Harris Eisenstadt: Aberikula

Appearing on
Featuring:
- Harris Eisenstadt – drumset, batá drums
- Sara Schoenbeck – bassoon,
- Angelica Sanchez – piano
About
For their 2026 Angel City Jazz Refractions performance, Harris Eisenstadt: Aberikula will perform creative music arrangements of traditional Afro-Cuban chants and rhythms. This iteration of the group first played in fall 2025 at the invitation of Jazz Shares in western Massachusetts. Eisenstadt’s association with each musician dates to the early 2000s, as does his investigation of African and Diaspora music cultures, documented on earlier recordings Jalolu (CIMP, 2003) and Guewel (Clean Feed, 2008). Schoenbeck and Eisenstadt have played as a duo since 2000, and in Eisenstadt’s quartet Golden State since 2013. Sanchez and Eisenstadt played together in Eisenstadt’s September Trio, active mostly in Europe from 2010-14, and as a duo as well.

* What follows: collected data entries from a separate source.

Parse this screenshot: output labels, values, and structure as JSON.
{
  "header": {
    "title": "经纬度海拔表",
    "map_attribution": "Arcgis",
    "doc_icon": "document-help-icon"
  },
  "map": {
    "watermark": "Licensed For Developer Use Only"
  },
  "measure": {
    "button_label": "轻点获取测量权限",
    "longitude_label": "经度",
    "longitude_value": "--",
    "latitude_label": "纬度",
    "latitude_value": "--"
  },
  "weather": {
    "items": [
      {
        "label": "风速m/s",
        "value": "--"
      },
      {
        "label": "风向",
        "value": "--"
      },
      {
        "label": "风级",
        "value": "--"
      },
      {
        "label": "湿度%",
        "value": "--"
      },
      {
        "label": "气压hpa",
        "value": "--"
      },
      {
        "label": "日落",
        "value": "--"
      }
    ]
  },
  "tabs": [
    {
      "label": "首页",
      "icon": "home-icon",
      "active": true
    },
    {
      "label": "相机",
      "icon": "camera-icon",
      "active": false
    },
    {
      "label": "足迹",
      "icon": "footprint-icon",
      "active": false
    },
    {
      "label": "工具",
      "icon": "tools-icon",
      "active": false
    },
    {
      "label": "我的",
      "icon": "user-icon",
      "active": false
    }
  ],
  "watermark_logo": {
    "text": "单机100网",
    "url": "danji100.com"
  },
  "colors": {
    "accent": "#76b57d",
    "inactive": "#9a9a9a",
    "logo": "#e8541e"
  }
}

Harris Eisenstadt is a Brooklyn-based drummer and composer whose music bends between the intimate and the expansive, with what The New Yorker calls a “deep-sighted and elastic view of improvised music.” Over the past two decades, Eisenstadt has appeared on around eighty recordings, releasing more than twenty albums as a bandleader and leading many other projects across a wide range of settings. In 2024, he won Downbeat’s International Critics Poll for Rising Star Percussion after years of steady recognition. His albums regularly land on year-end critics’ lists for their adventurous spirit and clarity of vision. A longtime explorer of African and Diaspora music traditions, Eisenstadt has made extended research trips to Gambia, Senegal, Cuba, Brazil, Mexico City, and Miami. He plays frequently for Afro-Cuban ceremonial drummings around New York City.
“Eisenstadt’s light hand kept a steady pulse without ever locking into a conventional groove. The contemplative reverence they evoked allowed me to concentrate on the trio’s sonority, which was beautiful. Eisenstadt’s touch on batá was pure caress, and he used the six drumheads at his disposal to create beautiful melody.”